INSPiの杉田さん招き 音重ね相手知るワークショップ 横浜でケアラー家族支援団体

講師を務めた「INSPi」の杉田さん(左)=横浜市鶴見区

 ヤングケアラーとその家族を包括支援する一般社団法人「Omoshiro」(横浜市鶴見区)が18日、人気アカペラグループ「INSPi」の杉田篤史さん(44)を講師に招き、ハーモニーを通じてコミュニケーションを学ぶワークショップ(WS)を行った。参加した子どもたちは、リズムや音を重ねて生まれるハーモニーを楽しんだ。

 会場に、未就学児から19歳までの年齢がバラバラの子どもたちが続々と集まる。スタッフや親と共に3グループに分かれ、リズムや「ジングルベル」の曲に合わせるコーラスのアレンジを考えていく。楽器は自らの体。練習後に全体で合わせると、音が重なってハーモニーが生まれた。
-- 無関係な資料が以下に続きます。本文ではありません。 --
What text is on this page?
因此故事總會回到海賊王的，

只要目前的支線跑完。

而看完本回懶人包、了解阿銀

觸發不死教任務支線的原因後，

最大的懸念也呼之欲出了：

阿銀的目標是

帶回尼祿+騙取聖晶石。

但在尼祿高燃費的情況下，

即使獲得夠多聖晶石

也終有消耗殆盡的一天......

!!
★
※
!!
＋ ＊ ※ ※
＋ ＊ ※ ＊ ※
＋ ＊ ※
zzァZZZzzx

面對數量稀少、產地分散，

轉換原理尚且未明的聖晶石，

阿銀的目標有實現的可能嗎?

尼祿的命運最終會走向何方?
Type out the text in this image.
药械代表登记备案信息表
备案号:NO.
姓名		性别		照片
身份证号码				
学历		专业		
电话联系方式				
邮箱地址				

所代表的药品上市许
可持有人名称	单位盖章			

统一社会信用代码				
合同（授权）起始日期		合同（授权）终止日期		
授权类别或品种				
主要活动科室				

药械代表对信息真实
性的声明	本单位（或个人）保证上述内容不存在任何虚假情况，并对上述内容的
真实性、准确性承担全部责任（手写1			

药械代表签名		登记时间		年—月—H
 「音楽は正しい、正しくないではなく、いかにお互いが楽しめる場をつくれるか」と杉田さん。ハーモニーをつくるためには相手に自分の音を伝え、相手が出す音をよく聴いて合わせる必要があるとし、「違いがあるからこそハーモニーができる。違いに嫌悪感や警戒心を持つのではなく、違いを面白いと感じてもらえれば」とWSの狙いを語る。

 同団体の勝呂ちひろ代表理事は、精神疾患を抱える親と暮らし、生きづらさを抱える子どもたちにとって、自らの思いや困り事を伝える力をつける意義は大きいと指摘。イベントでは、ある子どもから出た突拍子もない「かけ声」の提案を周囲の大人が否定せずに、ハーモニーに生かすシーンがあった。「何げないかけ声に意味や体験がつき、翌日も子どもたちの合い言葉になっていた。心に残る経験をつくれてよかった」と振り返った。